Io: <<Ho detto che non ho niente da dirti! Ho avuto una crisi di panico e un po' di nausea, diglielo pure a Michele non ho niente da nascondere...>> nonostante tutto sto reagendo abbastanza bene.
P: <<Mi stai provocando? >> alza la voce.
Mi alzo scoppiando a ridere, o sono impazzito o sto solo continuando questa farsa.
Io: <<E minchia pà, davvero ti stai scaldando troppo.>>
Lui si avvicina minaccioso a me.
P: <<Cosa è successo a casa di Ignazio, in bagno? E poi da Franz? Dimmelo.>> mi grida contro.
E cerco di capire come rimescolare la carte, se posso ancora mescolarle.
Io: <<Ho avuto una maledettissima crisi di panico da Ignazio e ho avuto la nausea. Ho vomitato tutta la cena a causa della crisi di panico. Non è successo niente, maledizione. Sai che mi capitava di stare male durante una crisi.>> gli urlo contro, e in quel momento non ci vedo più.
Io: <<Ho ventidue anni, è la mia vita, decido io cos...>> mi interrompo bruscamente perché non ho più fiato a causa del sonoro schiaffo che mi tira mio padre. Mi porto una mano alla guancia lesa che è calda e pulsa.

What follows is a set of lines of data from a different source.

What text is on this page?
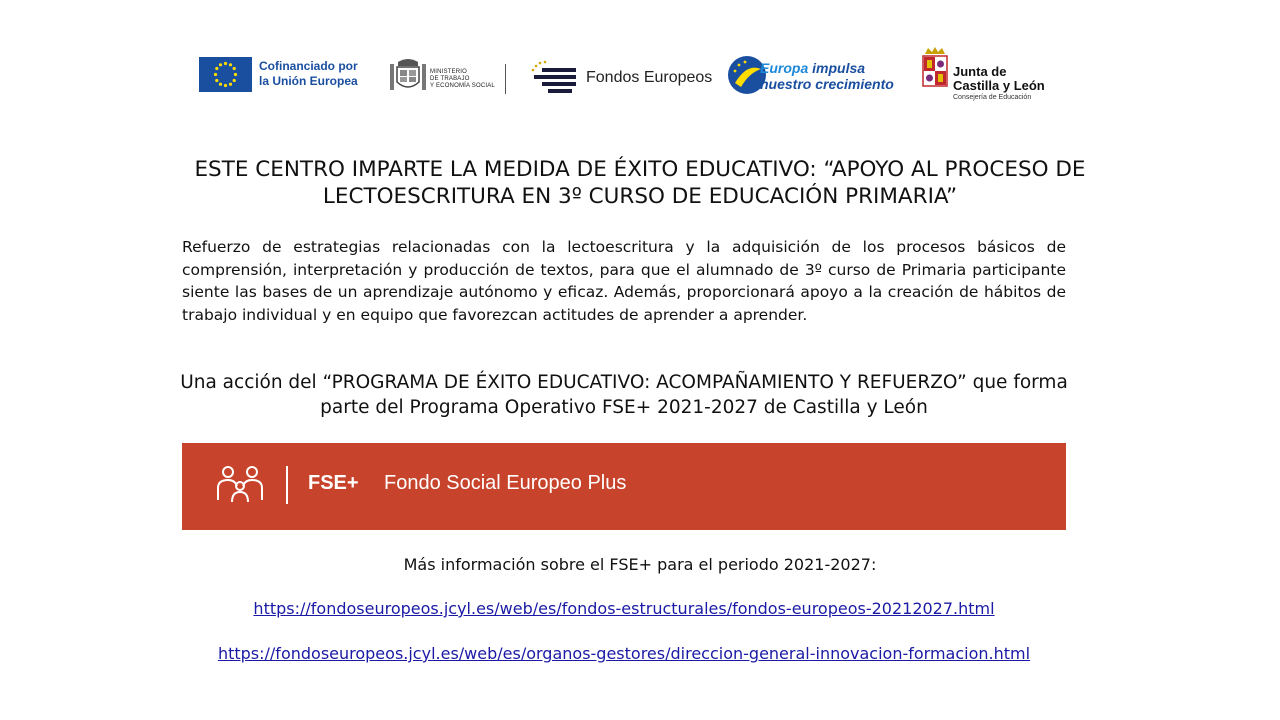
Cofinanciado por
la Unión Europea
MINISTERIO
DE TRABAJO
Y ECONOMÍA SOCIAL	Fondos Europeos
Europa impulsa
nuestro crecimiento
Junta de
Castilla y León
Consejería de Educación
ESTE CENTRO IMPARTE LA MEDIDA DE ÉXITO EDUCATIVO: “APOYO AL PROCESO DE LECTOESCRITURA EN 3º CURSO DE EDUCACIÓN PRIMARIA”
Refuerzo de estrategias relacionadas con la lectoescritura y la adquisición de los procesos básicos de comprensión, interpretación y producción de textos, para que el alumnado de 3º curso de Primaria participante siente las bases de un aprendizaje autónomo y eficaz. Además, proporcionará apoyo a la creación de hábitos de trabajo individual y en equipo que favorezcan actitudes de aprender a aprender.
Una acción del “PROGRAMA DE ÉXITO EDUCATIVO: ACOMPAÑAMIENTO Y REFUERZO” que forma parte del Programa Operativo FSE+ 2021-2027 de Castilla y León
FSE+ Fondo Social Europeo Plus
Más información sobre el FSE+ para el periodo 2021-2027:
https://fondoseuropeos.jcyl.es/web/es/fondos-estructurales/fondos-europeos-20212027.html
https://fondoseuropeos.jcyl.es/web/es/organos-gestores/direccion-general-innovacion-formacion.html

P: <<E io ho più del doppio dei tuoi anni, chiaro? Sei mio figlio, e non fai tutto quello che vuoi, soprattutto in questa casa. Se da Ignazio posso anche crederci, a casa di Franz non regge quello che dici... Dimmi che diavolo succede perché, se non lo hai capito lo so già.>>
Rido nervosamente .
Io: <<Poi lo stressato sarei io, eh?! Sai quello che succede... Che paura! -sono freddo e sarcastico- Sentiamo, che cosa succede? >> dico molto convinto, so quanto odia questo atteggiamento.
P: <<Qui le domande le faccio io, chiaro?>>
Io: <<Non è un tribunale,>> gli urlo contro io ora.
P: <<Non urlare con me. Non te l'ho mai permesso e non te lo permetto ora.>> urla più di me, nonostante sappia quanto io odi quando mi urlano contro, mi sento attaccato, messo spalle al muro, senza possibilità alcuna di difendermi, ed è quello che provo adesso.